You learned last week about American Secession, a new book by F.H. Buckley, a Foundation Professor at the Antonin Scalia Law School of George Mason University. Buckley believes America is “ripe for secession,” and that “the bitterness, the gridlock, the growing tolerance of violence invite us to think that we’d be happier were we two different countries.” One area of America desperate to chart its own course is Northern California.
In The Washington Examiner, Mica Soellner reports:
Mark Baird is a third-generation Californian who hopes to one day be a first-generation Jeffersonian.
Baird, like many in California’s sprawling, mostly rural north, is disillusioned with his state’s Sacramento-based government, which he believes no longer represents northern interests.
That’s why Baird and many others in the 23 counties above Sacramento have officially declared the reclamation of their state, even if it means breaking away and starting anew in the proposed 51st state of Jefferson, named for the third U.S. president.
“People are basically hopeless here,” said Baird, who lives in Siskiyou County. “We’ve gone from being economically viable and net contributors to the general fund to being what the rest of California jokingly refer to as the ‘welfare counties.’ But, we weren’t the welfare counties. We were made the welfare counties by the state of California.”

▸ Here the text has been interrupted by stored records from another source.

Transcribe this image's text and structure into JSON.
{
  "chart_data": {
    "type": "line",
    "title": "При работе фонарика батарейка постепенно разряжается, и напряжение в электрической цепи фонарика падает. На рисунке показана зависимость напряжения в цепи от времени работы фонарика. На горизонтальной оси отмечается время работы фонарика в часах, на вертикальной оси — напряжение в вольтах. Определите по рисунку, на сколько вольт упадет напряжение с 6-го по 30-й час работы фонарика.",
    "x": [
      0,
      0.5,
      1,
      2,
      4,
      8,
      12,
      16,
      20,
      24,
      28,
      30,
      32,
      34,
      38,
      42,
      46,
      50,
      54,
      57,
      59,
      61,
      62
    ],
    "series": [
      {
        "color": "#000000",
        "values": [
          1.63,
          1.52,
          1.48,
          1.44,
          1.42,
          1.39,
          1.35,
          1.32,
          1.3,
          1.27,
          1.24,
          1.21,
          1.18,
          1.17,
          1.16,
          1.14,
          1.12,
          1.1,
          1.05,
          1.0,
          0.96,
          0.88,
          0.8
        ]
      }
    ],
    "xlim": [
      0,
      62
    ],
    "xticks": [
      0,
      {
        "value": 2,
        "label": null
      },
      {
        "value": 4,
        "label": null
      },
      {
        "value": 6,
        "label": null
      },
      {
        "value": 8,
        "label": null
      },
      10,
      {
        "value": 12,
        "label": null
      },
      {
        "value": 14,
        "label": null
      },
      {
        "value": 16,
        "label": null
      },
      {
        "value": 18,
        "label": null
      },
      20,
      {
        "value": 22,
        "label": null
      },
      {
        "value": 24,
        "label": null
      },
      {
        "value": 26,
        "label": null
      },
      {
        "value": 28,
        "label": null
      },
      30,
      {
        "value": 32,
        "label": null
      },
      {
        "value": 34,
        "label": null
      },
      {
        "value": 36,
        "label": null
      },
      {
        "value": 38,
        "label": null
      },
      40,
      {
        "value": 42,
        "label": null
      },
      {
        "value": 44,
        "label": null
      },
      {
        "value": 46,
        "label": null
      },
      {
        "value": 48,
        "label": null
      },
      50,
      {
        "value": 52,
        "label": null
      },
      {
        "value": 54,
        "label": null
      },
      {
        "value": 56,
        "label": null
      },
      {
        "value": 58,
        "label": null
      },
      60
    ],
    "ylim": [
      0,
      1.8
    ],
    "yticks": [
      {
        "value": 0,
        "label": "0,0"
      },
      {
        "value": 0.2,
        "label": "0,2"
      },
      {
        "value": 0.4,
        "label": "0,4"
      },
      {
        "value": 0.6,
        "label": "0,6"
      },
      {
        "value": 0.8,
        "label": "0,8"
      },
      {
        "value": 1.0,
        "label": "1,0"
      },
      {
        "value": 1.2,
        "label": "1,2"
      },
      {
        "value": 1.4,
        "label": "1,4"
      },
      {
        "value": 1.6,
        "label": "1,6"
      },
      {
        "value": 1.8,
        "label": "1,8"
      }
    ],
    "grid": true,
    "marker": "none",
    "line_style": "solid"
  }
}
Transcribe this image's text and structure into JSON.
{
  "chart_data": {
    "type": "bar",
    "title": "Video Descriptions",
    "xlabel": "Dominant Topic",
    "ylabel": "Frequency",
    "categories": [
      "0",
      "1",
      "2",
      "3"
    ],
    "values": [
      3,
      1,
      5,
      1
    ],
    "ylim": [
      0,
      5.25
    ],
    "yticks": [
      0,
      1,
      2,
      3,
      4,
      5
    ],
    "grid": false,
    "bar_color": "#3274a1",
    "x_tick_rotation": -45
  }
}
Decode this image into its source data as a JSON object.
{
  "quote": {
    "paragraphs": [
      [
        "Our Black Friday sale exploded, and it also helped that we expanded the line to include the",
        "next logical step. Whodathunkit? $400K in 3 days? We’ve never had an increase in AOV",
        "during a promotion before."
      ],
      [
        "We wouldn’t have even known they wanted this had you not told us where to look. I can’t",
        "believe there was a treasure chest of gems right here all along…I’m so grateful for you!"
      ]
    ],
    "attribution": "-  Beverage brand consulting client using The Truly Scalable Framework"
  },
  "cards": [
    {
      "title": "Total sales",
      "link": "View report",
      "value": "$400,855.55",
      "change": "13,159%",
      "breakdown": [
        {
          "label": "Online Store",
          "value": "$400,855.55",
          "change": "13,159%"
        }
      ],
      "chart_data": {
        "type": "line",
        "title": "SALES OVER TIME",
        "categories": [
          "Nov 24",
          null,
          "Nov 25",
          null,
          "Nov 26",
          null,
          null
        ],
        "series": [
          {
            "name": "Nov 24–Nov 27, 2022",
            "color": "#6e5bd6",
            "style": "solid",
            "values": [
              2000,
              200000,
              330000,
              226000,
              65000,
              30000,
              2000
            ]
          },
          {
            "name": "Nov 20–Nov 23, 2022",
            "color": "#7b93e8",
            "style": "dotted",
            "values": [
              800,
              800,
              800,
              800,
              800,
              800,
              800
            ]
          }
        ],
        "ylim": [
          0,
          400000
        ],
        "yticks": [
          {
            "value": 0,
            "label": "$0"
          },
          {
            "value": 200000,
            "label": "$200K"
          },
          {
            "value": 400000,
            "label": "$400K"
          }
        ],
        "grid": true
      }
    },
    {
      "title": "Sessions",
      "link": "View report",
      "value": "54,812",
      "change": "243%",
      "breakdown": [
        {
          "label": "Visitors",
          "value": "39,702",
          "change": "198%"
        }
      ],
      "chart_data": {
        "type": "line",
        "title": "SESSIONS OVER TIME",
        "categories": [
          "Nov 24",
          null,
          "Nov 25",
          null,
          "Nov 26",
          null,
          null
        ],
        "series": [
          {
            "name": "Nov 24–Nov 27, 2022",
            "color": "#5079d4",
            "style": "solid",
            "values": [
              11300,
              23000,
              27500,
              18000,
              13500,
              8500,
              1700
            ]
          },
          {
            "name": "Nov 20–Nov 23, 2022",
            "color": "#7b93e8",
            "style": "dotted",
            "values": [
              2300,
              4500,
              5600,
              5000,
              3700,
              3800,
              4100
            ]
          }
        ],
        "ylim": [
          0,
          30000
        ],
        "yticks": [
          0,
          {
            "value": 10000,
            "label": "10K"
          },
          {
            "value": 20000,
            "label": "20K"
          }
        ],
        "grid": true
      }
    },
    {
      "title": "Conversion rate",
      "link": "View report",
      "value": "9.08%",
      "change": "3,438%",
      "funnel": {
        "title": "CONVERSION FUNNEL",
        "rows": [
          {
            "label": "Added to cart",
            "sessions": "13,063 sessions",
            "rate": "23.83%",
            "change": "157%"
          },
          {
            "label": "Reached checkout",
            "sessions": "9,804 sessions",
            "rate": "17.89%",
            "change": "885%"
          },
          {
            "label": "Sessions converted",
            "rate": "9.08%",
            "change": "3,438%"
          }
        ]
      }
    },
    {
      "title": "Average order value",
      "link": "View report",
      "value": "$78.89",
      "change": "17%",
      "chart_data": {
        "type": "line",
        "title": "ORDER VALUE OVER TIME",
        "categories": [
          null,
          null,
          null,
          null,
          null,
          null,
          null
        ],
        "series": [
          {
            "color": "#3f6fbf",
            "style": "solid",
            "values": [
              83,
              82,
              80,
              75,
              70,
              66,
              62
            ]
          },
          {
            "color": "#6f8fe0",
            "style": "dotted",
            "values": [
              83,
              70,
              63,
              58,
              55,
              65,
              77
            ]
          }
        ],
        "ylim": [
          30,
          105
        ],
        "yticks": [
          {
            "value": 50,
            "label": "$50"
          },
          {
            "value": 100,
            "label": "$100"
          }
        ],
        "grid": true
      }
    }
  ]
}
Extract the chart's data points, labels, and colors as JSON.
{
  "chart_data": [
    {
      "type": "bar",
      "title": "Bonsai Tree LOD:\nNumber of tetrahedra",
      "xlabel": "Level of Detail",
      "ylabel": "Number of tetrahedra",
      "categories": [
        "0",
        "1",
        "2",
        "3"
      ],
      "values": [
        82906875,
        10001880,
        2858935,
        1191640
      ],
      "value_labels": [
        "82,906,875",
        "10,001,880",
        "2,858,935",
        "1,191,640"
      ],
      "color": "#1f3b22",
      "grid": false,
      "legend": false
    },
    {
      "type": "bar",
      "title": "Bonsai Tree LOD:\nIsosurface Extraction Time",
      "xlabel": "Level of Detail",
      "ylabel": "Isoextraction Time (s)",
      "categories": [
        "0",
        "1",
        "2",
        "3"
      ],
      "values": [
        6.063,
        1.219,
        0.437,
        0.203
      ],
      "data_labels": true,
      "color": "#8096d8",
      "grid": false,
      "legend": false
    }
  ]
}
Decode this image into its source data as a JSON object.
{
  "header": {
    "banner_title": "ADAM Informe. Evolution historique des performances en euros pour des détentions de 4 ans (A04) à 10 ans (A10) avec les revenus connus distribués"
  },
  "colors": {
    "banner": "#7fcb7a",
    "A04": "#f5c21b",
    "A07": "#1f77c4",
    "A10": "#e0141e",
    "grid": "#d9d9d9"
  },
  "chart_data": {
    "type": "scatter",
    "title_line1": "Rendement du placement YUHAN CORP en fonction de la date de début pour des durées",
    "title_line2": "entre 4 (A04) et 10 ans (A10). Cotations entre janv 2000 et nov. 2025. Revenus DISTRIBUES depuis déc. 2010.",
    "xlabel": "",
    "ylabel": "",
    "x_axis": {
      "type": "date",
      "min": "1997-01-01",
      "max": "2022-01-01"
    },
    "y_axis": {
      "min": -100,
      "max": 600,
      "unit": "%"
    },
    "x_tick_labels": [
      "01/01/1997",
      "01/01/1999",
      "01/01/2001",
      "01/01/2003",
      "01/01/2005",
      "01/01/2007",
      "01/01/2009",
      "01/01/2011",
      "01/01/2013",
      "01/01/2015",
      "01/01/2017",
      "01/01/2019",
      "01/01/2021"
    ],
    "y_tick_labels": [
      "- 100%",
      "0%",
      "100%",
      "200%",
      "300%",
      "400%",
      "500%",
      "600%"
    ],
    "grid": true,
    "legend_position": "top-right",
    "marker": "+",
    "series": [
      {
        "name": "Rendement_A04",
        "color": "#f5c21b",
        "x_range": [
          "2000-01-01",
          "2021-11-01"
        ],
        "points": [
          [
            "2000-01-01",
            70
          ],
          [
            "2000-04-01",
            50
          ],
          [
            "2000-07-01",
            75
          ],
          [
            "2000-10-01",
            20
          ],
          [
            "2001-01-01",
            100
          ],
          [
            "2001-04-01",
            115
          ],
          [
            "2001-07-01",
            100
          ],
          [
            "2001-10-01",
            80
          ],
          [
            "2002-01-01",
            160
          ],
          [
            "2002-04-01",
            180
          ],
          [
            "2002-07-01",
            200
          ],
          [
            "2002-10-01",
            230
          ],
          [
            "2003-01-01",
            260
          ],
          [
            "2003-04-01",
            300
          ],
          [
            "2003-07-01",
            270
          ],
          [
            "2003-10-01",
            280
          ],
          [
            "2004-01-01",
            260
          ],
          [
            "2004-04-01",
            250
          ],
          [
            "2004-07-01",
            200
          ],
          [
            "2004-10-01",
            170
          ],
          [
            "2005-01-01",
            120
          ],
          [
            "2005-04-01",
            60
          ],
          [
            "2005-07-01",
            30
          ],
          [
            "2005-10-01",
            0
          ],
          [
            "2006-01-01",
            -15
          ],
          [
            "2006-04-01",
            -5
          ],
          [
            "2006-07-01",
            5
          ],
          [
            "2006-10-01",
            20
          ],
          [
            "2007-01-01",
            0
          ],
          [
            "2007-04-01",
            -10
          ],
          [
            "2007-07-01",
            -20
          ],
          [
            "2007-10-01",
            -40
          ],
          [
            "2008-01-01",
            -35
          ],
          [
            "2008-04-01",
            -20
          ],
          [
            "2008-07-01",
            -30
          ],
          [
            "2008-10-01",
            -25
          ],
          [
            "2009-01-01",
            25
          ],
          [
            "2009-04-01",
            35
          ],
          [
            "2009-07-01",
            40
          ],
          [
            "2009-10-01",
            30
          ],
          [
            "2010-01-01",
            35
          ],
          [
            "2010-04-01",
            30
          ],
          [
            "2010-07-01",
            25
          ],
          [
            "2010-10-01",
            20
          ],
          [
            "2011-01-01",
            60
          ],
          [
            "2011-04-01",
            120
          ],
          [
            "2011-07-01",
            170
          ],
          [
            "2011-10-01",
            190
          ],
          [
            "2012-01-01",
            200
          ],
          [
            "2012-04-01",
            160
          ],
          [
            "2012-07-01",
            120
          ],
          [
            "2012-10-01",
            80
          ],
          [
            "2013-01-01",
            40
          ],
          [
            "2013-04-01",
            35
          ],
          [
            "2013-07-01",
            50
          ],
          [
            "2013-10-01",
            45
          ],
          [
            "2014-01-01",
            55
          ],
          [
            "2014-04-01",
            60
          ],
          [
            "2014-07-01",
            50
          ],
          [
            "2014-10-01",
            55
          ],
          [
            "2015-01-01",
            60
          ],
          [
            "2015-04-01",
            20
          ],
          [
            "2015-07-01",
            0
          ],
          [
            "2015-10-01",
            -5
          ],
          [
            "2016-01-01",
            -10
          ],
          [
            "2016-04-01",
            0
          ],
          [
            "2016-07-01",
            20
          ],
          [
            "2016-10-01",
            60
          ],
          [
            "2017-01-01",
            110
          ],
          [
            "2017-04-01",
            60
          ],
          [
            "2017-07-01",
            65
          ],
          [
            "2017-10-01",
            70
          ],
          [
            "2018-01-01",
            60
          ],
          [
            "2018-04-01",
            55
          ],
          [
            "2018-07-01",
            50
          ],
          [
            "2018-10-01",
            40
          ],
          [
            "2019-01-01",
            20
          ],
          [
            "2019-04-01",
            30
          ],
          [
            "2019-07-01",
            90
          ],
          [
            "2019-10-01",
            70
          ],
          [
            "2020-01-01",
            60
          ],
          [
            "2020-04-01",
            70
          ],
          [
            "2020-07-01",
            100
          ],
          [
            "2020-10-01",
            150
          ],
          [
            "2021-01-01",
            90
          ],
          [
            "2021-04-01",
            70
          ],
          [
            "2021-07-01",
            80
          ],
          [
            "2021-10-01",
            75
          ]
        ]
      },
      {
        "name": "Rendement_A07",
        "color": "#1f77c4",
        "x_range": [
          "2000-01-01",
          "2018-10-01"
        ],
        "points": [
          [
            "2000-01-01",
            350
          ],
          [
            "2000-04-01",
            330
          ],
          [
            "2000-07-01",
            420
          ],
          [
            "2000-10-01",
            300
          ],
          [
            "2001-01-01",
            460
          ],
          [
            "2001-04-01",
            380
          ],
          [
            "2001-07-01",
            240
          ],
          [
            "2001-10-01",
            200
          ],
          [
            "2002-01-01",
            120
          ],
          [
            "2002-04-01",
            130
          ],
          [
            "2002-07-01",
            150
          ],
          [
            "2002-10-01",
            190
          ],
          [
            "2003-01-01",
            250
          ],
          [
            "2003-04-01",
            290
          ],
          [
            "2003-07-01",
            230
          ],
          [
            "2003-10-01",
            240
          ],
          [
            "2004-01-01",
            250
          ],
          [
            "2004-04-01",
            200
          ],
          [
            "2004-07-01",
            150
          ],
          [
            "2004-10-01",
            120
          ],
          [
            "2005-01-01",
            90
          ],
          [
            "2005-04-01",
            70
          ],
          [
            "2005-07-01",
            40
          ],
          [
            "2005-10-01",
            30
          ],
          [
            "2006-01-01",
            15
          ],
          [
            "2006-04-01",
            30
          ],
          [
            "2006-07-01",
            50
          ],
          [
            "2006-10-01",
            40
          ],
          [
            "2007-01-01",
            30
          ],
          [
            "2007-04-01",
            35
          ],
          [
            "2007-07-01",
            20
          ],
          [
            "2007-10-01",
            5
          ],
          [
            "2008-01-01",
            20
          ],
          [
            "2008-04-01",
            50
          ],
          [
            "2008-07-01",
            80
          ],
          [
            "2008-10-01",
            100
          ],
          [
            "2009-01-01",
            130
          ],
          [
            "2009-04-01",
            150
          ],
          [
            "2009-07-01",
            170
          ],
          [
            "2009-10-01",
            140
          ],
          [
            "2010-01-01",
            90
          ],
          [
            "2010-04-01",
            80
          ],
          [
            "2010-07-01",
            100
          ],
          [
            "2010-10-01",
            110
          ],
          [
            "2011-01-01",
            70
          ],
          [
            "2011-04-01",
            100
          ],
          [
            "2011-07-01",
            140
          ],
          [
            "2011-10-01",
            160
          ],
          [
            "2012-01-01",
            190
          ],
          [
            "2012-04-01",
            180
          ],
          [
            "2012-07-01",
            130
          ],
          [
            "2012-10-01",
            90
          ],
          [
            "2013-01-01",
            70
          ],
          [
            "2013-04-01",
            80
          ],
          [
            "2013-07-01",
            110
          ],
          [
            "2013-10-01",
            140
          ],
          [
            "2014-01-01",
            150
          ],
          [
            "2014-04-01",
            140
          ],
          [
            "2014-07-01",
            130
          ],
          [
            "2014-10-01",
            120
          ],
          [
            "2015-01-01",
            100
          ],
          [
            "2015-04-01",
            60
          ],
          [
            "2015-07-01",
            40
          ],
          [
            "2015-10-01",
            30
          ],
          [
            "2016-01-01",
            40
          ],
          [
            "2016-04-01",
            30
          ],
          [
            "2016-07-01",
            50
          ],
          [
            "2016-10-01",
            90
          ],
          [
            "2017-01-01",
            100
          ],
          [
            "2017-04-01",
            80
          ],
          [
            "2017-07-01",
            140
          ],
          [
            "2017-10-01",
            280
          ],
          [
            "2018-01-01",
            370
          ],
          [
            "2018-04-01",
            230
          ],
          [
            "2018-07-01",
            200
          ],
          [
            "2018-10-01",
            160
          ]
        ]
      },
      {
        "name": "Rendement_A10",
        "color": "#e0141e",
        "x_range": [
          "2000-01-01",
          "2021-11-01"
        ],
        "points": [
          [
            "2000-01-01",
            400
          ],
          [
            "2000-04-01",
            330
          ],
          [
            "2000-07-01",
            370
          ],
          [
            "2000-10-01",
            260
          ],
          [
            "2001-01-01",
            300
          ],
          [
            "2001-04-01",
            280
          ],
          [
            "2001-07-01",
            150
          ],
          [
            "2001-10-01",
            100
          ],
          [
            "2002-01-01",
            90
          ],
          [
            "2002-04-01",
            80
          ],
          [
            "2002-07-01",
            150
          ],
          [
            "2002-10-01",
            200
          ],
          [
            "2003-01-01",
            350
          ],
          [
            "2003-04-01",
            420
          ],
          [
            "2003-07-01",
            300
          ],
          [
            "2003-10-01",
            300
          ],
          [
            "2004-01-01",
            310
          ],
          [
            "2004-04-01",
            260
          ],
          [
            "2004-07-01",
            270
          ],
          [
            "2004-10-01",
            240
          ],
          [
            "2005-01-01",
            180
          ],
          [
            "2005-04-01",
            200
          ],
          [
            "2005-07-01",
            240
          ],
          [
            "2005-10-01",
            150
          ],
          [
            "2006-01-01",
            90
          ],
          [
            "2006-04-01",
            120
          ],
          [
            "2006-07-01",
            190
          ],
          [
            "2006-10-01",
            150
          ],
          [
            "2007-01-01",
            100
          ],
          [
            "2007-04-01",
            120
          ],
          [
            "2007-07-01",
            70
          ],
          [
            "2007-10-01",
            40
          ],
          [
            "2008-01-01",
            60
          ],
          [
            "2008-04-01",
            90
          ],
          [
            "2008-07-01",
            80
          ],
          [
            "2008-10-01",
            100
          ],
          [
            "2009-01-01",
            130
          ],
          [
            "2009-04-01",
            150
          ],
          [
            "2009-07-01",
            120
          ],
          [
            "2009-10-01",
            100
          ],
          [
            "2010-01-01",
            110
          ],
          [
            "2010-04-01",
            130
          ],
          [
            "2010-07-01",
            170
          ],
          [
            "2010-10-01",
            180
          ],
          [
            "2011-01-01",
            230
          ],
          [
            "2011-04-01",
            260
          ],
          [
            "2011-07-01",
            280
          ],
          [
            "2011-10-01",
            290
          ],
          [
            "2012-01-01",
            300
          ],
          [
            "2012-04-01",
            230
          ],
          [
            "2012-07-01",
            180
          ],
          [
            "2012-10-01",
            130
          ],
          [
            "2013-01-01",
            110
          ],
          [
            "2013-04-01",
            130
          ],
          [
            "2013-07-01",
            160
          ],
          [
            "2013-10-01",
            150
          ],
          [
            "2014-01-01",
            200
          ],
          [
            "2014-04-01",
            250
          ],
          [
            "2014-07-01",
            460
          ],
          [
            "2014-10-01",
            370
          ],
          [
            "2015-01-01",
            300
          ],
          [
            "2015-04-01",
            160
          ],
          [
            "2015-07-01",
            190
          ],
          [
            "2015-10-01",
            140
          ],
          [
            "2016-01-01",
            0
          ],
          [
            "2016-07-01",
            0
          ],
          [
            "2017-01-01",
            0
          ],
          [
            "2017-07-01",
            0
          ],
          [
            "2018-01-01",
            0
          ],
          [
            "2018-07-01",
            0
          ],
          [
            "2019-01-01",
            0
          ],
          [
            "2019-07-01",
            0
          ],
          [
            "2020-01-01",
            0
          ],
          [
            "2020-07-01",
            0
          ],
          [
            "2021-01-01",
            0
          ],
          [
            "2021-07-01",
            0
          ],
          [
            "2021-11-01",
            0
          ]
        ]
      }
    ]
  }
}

Baird and others in the northern and eastern parts of the state say they have little in common with the overtly liberal central and southern parts of the state.
A lot of them work with their hands, express skepticism about government overreach, and are fiercely protective of their Second Amendment rights. It’s a far cry from Silicon Valley, Los Angeles, and San Francisco.
“Most people up here are conservative, Christian, patriotic people,” said Woody Clendenen, a local barbershop owner in Cottonwood who has defied state lockdown measures by keeping his shop open throughout the pandemic.
Many northerners feel overshadowed by the needs and influence of California’s populous coastal cities, which control most of the state legislature.
An 1862 state law limited the number of lawmakers in California’s statehouse to 120. Back then, the Golden State was home to less than 1 million people. Today, California is made up of roughly 40 million people, but there are still only 80 assembly members and 40 senators in the legislature.
That gives each assembly member almost 500,000 people to serve and every state senator nearly 1 million constituents.
The Los Angeles area encompasses more than 20 of those seats. San Diego and the Bay Area make up around another quarter, and about half of state representation lies mostly from the L.A. County line and south.
The northern counties that would make up Jefferson, home to about 1.7 million residents, have less than a handful of representatives.
California isn’t the first state where rural residents feel dominated by their urban counterparts. For years New York has had partition bills introduced into its legislature that would split rural Upstate New York, from the New York City area in the state’s south.
It’s no wonder rural areas of big blue states are taking a hard look at secession. Their Democratic governors have gone wild during the response to COVID-19, acting like tyrannical dictators, rather than elected officials. After ordering their citizens around like emperors for months, Governors Newsom (D-CA) and Cuomo (D-NY) are facing a recall election and calls for impeachment respectively. Is it any wonder citizens want to separate from those states?
Action Line: During your retirement life, live in a state where your values are represented by the legislature, or you may find yourself longing for secession.